Miners cut down trees to use for firewood, housing and the boards that reinforced tunnels. Mining turned clear streams into cloudy ones. Sometimes miners diverted whole creeks and rivers to use the water in a new area. It pitted the landscape with holes which would then serve as garbage pits. That they were occupying and damaging the traditional land of people from the Kulin nation was not a thought that entered most miners' minds.
Indigenous Australians were marvelled at for their physical skills in hunting and tracking. Europeans like Elizabeth Ramsay-Laye (writing in 1861) were amazed by the displays of Indigenous Australians near Avoca throwing boomerangs. She described the 100 yards (92 metres) flight of this 'half-moon' that returned to the thrower's feet as 'most astonishing'.
Indigenous shelter constructions became the models for the early miners and there are many stories of the assistance they gave to miners who had become lost or had run out of food and water. In many of the contemporary accounts it is clear that Indigenous Australians were participating in the economy; selling food and clothing to the miners and providing information about tracks and water sources.
They were also finding gold independently and using it to trade. Unfortunately most of these interactions are summarised briefly in the European sources and without the names of the individuals involved:
Even the Aborigines are wealthy in these times. I met a party of them at Bullock Creek well clothed, with a good supply of food, new cooking utensils, and money in their pockets. One remarked, with becoming expression of dignity, 'me no poor blackfellow now, me plenty rich blackfellow.'
- James Bonwick
Bonwick, J 1852 Notes of a gold digger and gold digger's guide, R. Connebee, Melbourne, Vic.
The importance of Indigenous guides cannot be overstated.
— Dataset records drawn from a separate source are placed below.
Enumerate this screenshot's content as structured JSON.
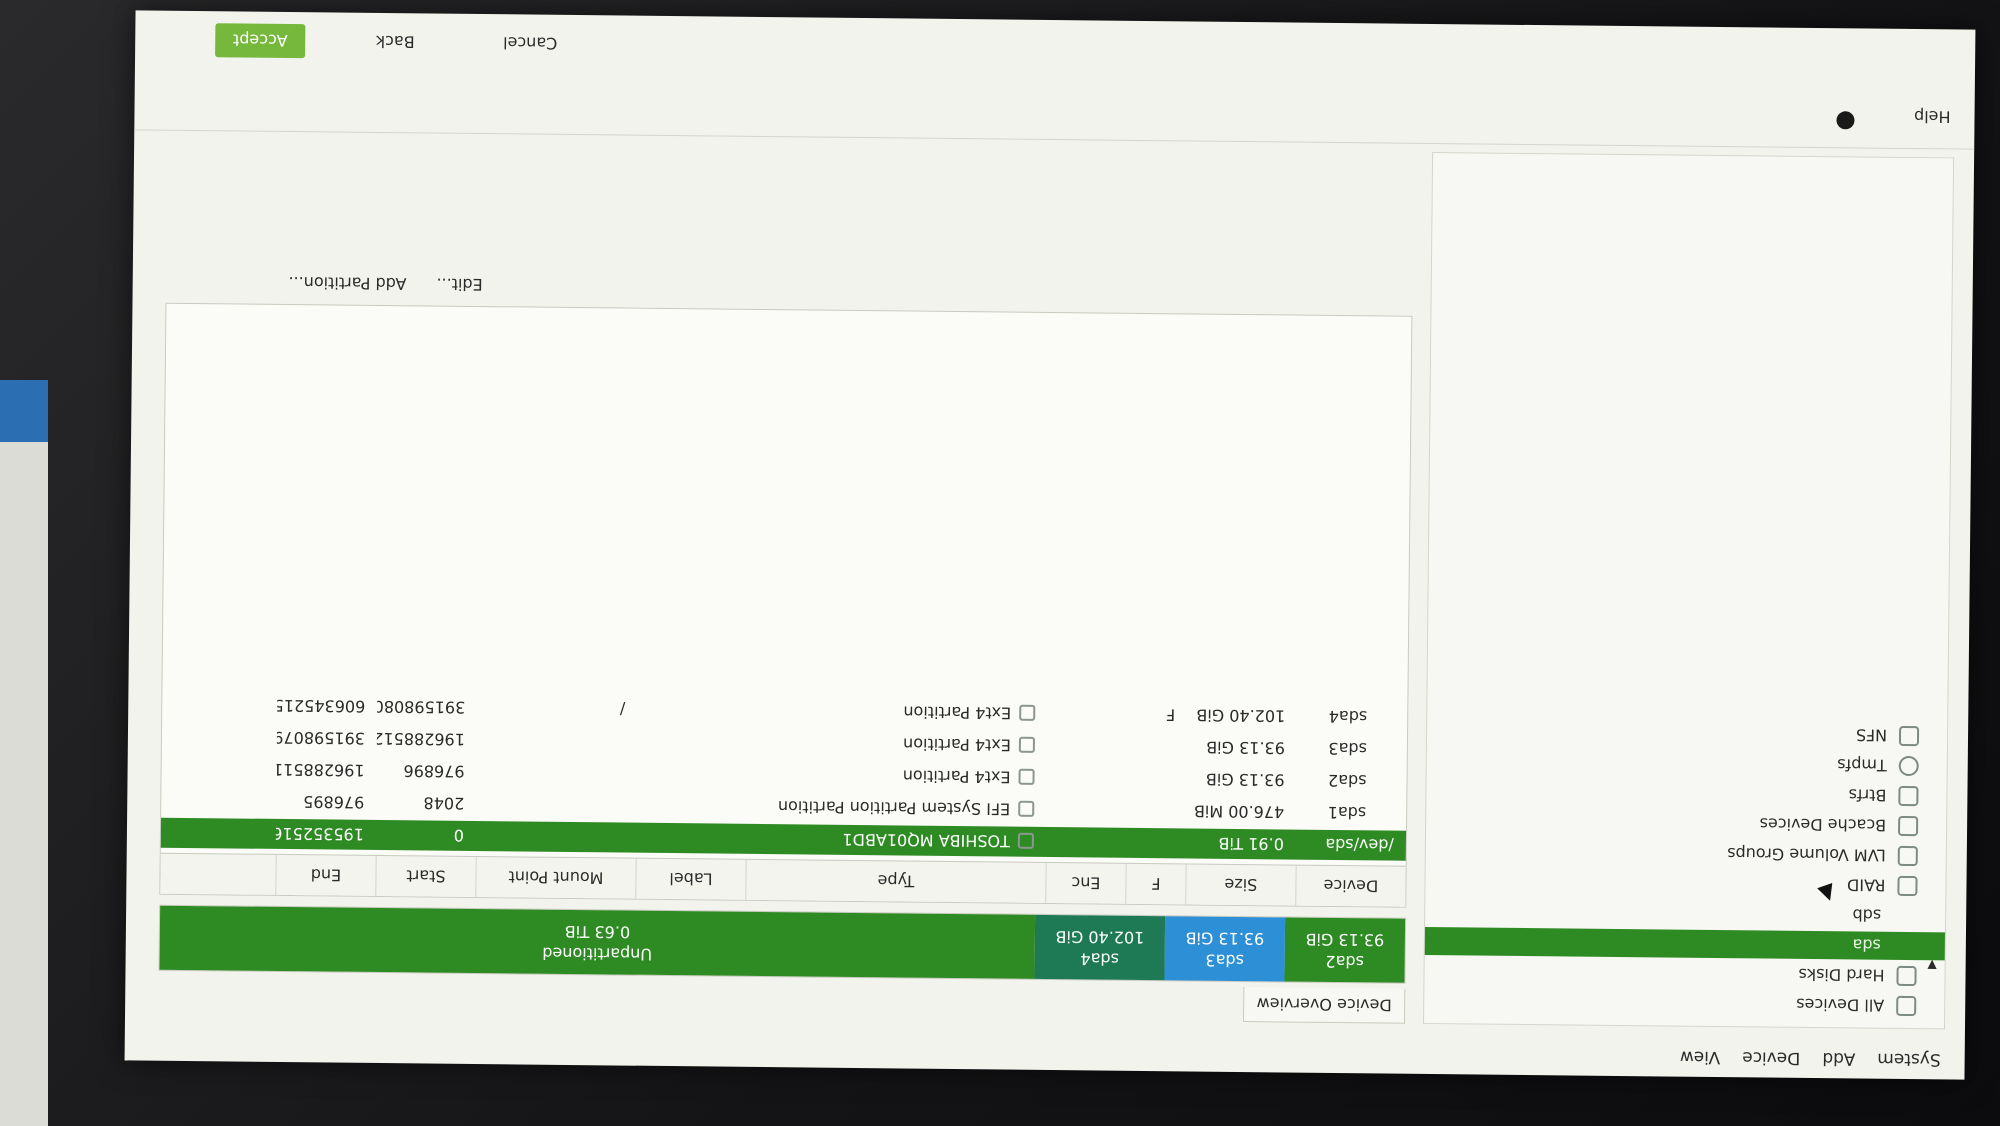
{
  "menu": {
    "system": "System",
    "add": "Add",
    "device": "Device",
    "view": "View"
  },
  "sidebar": {
    "items": [
      {
        "label": "All Devices",
        "icon": "devices-icon"
      },
      {
        "label": "Hard Disks",
        "icon": "harddisk-icon"
      },
      {
        "label": "sda",
        "icon": ""
      },
      {
        "label": "sdb",
        "icon": ""
      },
      {
        "label": "RAID",
        "icon": "raid-icon"
      },
      {
        "label": "LVM Volume Groups",
        "icon": "lvm-icon"
      },
      {
        "label": "Bcache Devices",
        "icon": "bcache-icon"
      },
      {
        "label": "Btrfs",
        "icon": "btrfs-icon"
      },
      {
        "label": "Tmpfs",
        "icon": "tmpfs-icon"
      },
      {
        "label": "NFS",
        "icon": "nfs-icon"
      }
    ]
  },
  "overview_tab": "Device Overview",
  "diskbar": {
    "segments": [
      {
        "name": "sda2",
        "size": "93.13 GiB",
        "color": "#2e8b23"
      },
      {
        "name": "sda3",
        "size": "93.13 GiB",
        "color": "#2d8fd6"
      },
      {
        "name": "sda4",
        "size": "102.40 GiB",
        "color": "#1e7a55"
      },
      {
        "name": "Unpartitioned",
        "size": "0.63 TiB",
        "color": "#2e8b23"
      }
    ]
  },
  "table": {
    "headers": [
      "Device",
      "Size",
      "F",
      "Enc",
      "Type",
      "Label",
      "Mount Point",
      "Start",
      "End"
    ],
    "rows": [
      {
        "device": "/dev/sda",
        "size": "0.91 TiB",
        "f": "",
        "enc": "",
        "type": "TOSHIBA MQ01ABD1",
        "label": "",
        "mount": "",
        "start": "0",
        "end": "1953525167",
        "disk": true
      },
      {
        "device": "sda1",
        "size": "476.00 MiB",
        "f": "",
        "enc": "",
        "type": "EFI System Partition Partition",
        "label": "",
        "mount": "",
        "start": "2048",
        "end": "976895",
        "disk": false
      },
      {
        "device": "sda2",
        "size": "93.13 GiB",
        "f": "",
        "enc": "",
        "type": "Ext4 Partition",
        "label": "",
        "mount": "",
        "start": "976896",
        "end": "196288511",
        "disk": false
      },
      {
        "device": "sda3",
        "size": "93.13 GiB",
        "f": "",
        "enc": "",
        "type": "Ext4 Partition",
        "label": "",
        "mount": "",
        "start": "196288512",
        "end": "391598079",
        "disk": false
      },
      {
        "device": "sda4",
        "size": "102.40 GiB",
        "f": "F",
        "enc": "",
        "type": "Ext4 Partition",
        "label": "",
        "mount": "/",
        "start": "391598080",
        "end": "606345215",
        "disk": false
      }
    ]
  },
  "actions": {
    "edit": "Edit...",
    "add_partition": "Add Partition..."
  },
  "status": {
    "help": "Help"
  },
  "buttons": {
    "accept": "Accept",
    "back": "Back",
    "cancel": "Cancel"
  }
}
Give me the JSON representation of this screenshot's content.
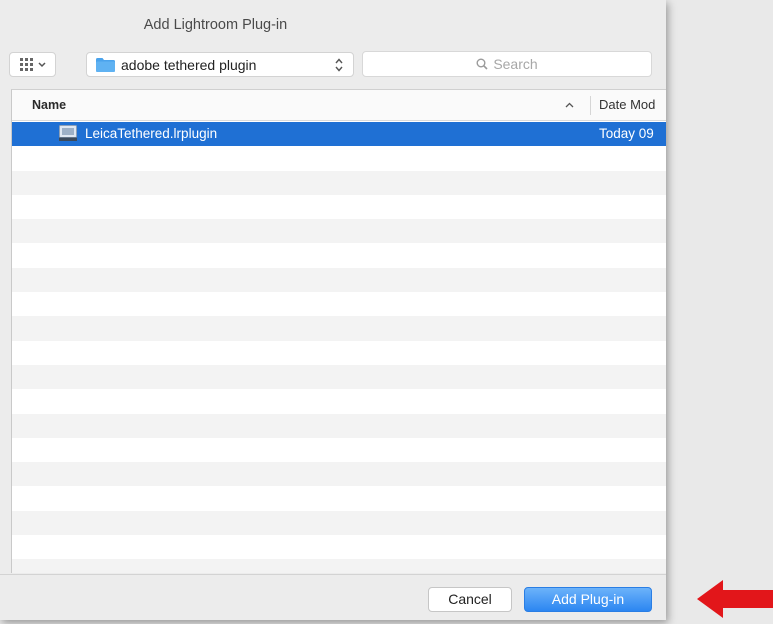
{
  "window": {
    "title": "Add Lightroom Plug-in"
  },
  "toolbar": {
    "view_icon": "grid-icon",
    "location": "adobe tethered plugin",
    "search_placeholder": "Search"
  },
  "columns": {
    "name": "Name",
    "date": "Date Mod"
  },
  "files": [
    {
      "name": "LeicaTethered.lrplugin",
      "date": "Today 09",
      "selected": true,
      "icon": "plugin-file-icon"
    }
  ],
  "buttons": {
    "cancel": "Cancel",
    "add": "Add Plug-in"
  },
  "colors": {
    "selection": "#1f70d4",
    "primary_button": "#2c86f1",
    "folder": "#4aa3ec",
    "arrow": "#e2161a"
  }
}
A recent study by Dr Fred Cahir has surveyed some of the roles performed by local Indigenous people:
The very significant and varied roles Aboriginal guides fulfilled especially in the initial alluvial gold rush period when vast tracts of Victoria remained trackless or at best rudimentary is monumental - showing new goldfields, rescuing, providing food, liaising, warning, trading and naming features in the landscape, determining the most direct and easily traversable route (often along traditional pathways) and locating food, medicine and water in order to sustain their non-Indigenous companions, safely conveying gold seekers and others by fording rivers safely, preparing temporary shelters, acting as diplomats and interpreters, negotiating passage through the country of resident clans met on the line of march and locating precious waterholes for horses and other stock.
- Dr Fred Cahir
Cahir, F 2010 'Are you off to the diggings?' The La Trobe journal, State Library of Victoria Foundation, Vol. 85, Melbourne, Vic.
Corroborees were popular events in some regions and were held for payment; reported upon by the newspapers and attended by large crowds of people. Possum skin cloaks were highly sought after, selling for as much as £5, and known as the best way to keep out the cold. The Native Police were also the first law enforcers on the goldfields, checking licences and riding along with the Government Gold Escort protecting miners' gold from bushrangers.
As historians like Cahir point out, Indigenous Australians were not simply victims of the Victorian goldrushes. Rather they were actively engaged in a range of roles created in the turbulent period. Usually these roles were overlooked in the retelling. The work of recent historians has given us a more complete picture of the Indigenous response to the discovery of gold.